2) Bockenheim (Sophienstrasse):
There was also a small independent Jewish community in Bockenheim. When it was founded is not known. The community probably already existed when Bockenheim was still part of the county of Hanau, however. In 1736 the town became part of Hesse electorate, then in 1815 part of Hessen-Kassel. In 1819 Bockenheim was given a town charter, was annexed by Prussia in 1866 and then incorporated into Frankfurt in 1895. The old Jewish cemetery in Bockenheim is in the Sophienstraße. It is not known when it was founded, it was occupied until the beginning of the 20th century. Surrounded by a high wall, the cemetery area covering 1,641 m² cannot be seen from the road. Around 300 gravestones still exist today.
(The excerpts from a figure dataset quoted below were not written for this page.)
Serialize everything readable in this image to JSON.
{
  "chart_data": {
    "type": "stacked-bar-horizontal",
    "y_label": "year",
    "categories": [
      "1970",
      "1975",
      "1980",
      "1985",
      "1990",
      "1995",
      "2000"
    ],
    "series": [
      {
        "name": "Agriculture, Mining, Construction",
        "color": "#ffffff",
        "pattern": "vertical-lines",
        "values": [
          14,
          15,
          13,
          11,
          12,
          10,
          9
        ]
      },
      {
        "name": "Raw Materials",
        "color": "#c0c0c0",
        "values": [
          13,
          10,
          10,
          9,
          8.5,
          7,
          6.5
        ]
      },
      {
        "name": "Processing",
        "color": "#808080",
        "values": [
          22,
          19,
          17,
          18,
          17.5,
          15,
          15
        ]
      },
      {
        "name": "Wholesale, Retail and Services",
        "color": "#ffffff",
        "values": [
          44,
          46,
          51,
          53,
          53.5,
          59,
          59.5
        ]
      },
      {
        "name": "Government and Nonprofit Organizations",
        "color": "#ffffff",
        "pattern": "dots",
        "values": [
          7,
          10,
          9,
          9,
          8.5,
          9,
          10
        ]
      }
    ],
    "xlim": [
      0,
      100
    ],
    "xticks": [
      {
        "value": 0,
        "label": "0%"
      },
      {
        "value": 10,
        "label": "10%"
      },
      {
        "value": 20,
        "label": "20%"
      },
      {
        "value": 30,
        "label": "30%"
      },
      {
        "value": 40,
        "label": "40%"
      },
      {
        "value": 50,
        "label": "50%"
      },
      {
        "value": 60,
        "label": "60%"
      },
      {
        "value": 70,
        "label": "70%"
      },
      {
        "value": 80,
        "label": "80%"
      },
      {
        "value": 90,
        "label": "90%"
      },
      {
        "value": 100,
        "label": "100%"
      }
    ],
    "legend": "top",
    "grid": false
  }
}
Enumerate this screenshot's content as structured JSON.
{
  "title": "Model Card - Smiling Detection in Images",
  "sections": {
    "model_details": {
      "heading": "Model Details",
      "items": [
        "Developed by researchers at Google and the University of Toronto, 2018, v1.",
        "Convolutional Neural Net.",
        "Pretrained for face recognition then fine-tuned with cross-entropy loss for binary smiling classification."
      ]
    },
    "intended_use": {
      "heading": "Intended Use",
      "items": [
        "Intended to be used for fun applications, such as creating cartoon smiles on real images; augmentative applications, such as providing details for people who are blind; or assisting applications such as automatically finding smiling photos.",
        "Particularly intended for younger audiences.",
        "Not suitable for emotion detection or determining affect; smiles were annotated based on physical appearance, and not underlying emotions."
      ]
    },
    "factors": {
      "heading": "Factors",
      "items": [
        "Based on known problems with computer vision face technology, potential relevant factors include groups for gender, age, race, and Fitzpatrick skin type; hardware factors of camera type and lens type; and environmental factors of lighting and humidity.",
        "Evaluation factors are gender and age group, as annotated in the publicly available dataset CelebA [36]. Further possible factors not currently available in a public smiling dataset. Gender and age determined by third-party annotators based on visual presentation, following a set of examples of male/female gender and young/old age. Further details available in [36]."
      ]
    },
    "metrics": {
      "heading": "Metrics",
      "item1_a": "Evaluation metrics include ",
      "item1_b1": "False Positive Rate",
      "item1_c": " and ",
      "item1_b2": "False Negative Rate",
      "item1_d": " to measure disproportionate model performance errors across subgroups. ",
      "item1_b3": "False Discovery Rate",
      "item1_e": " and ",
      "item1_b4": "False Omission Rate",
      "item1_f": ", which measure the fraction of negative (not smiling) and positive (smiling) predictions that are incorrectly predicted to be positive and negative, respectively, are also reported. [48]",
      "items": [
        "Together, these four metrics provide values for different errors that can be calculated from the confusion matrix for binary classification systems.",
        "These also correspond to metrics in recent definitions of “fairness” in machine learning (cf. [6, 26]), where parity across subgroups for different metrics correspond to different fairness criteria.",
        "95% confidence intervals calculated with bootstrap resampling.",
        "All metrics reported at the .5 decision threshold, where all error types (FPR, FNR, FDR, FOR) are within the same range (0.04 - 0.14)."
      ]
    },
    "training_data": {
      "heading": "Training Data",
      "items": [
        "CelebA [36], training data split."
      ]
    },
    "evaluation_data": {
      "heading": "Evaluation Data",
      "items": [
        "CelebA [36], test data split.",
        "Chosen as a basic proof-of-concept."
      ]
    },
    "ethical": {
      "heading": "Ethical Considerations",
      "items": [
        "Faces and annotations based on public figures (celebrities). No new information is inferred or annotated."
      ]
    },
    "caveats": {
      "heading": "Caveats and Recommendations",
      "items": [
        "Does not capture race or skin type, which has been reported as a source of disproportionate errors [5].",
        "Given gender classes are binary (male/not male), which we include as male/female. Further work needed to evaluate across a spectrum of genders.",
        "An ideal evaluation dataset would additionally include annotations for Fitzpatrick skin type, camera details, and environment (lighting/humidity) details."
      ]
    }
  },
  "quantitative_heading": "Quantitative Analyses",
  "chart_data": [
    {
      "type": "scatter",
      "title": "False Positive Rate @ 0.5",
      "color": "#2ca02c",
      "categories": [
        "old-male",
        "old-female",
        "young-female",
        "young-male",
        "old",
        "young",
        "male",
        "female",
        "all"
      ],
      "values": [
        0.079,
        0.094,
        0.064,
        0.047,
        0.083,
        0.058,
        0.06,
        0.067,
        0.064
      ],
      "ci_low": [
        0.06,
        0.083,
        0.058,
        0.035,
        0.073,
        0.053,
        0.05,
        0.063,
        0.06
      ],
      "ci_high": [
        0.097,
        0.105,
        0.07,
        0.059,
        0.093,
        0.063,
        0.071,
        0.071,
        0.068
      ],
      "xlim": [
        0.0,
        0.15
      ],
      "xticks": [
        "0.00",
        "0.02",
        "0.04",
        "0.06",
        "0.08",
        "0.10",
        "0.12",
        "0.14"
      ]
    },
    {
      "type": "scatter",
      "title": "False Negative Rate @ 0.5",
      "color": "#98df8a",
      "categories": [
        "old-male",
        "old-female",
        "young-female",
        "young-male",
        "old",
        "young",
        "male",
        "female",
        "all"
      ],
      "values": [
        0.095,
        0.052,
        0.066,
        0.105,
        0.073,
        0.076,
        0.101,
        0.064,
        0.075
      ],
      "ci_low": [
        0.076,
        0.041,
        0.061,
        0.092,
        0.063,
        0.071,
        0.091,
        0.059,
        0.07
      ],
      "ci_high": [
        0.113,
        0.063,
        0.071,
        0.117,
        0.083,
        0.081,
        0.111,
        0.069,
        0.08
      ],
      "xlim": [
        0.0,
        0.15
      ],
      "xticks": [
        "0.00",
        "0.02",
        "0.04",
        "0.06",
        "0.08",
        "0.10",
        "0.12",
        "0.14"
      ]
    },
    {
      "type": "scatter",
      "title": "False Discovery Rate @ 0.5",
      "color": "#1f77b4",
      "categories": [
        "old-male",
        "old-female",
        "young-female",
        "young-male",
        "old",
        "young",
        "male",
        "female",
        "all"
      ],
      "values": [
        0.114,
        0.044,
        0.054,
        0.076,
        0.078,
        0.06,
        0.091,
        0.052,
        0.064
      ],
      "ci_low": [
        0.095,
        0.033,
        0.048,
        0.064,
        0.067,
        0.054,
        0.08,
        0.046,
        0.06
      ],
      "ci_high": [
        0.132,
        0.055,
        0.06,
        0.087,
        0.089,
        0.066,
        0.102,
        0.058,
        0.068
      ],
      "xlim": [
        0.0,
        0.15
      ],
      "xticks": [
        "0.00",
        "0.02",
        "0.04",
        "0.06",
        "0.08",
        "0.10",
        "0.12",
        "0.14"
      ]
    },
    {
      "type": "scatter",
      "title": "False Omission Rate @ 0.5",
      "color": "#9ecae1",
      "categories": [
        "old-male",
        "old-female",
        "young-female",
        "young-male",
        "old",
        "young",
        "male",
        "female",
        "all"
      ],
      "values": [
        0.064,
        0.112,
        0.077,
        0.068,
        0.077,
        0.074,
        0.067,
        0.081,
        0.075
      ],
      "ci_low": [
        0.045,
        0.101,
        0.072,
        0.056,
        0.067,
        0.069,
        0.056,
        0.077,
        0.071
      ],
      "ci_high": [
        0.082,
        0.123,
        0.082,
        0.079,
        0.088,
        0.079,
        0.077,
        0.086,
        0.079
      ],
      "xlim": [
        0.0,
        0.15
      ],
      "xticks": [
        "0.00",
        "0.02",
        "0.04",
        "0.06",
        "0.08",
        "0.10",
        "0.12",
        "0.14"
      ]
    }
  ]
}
There was a very small Jewish community in Griesheim, which used to belong to the electorate of Mainz, then changed affiliation several times before becoming independent. For a long time, the Jewish community had to bury its dead in Frankfurt or Rödelheim, it was not allowed to maintain its own cemetery. It wasn’t until the year 1780 that it was allowed to found a burial place on the banks of the Main river. 90 years later the grounds were bought up by the company IG Farben AG and converted into factory grounds despite massive protests. In 1897 the cemetery was cleared, contrary to Jewish tradition and despite protects from the Jewish community. Around 40 corpses were exhumed and reburied together with their gravestones in a burial ground adjacent to the new Christian cemetery in the Waldschulstraße. This burial ground, where no further burials took place, can still be seen today.
In Heddernheim, which was part of the electorate Mainz, there has been a smaller independent Jewish community since at least the 12th century. The oldest Jewish cemetery in Heddernheim was founded in 1376 and was occupied until 1827. The site, located at no. 9 in the street „Alt-Heddernheim“, is now built over. The burial ground in Heddernheim now described as the „old Jewish cemetery“ was opened in 1827 and is at the northern side of the road „In der Römerstadt“ near „Rosa-Luxemburg-Straße“. The area covers 1,753 m². Some of the gravestones of the older cemetery were brought here after it was closed and can still be seen leaning against the wall.
There was also an independent Jewish cemetery in Rödelheim, which belonged to the county of Solms until 1806. In the year 1812 it had 426 members, which represented 30 percent of the Rödelheim population. The Jewish community remained independent even when Rödelheim was incorporated into Frankfurt in 1910. There are still two Jewish cemeteries in Rödelheim. The larger of the two is located at Zentmarkweg and covers an area of 2,724 m². The smaller burial ground located at the Westerbachstraße is 1,498 m² in size. The oldest of the around 20 remaining gravestones date from the 1740s.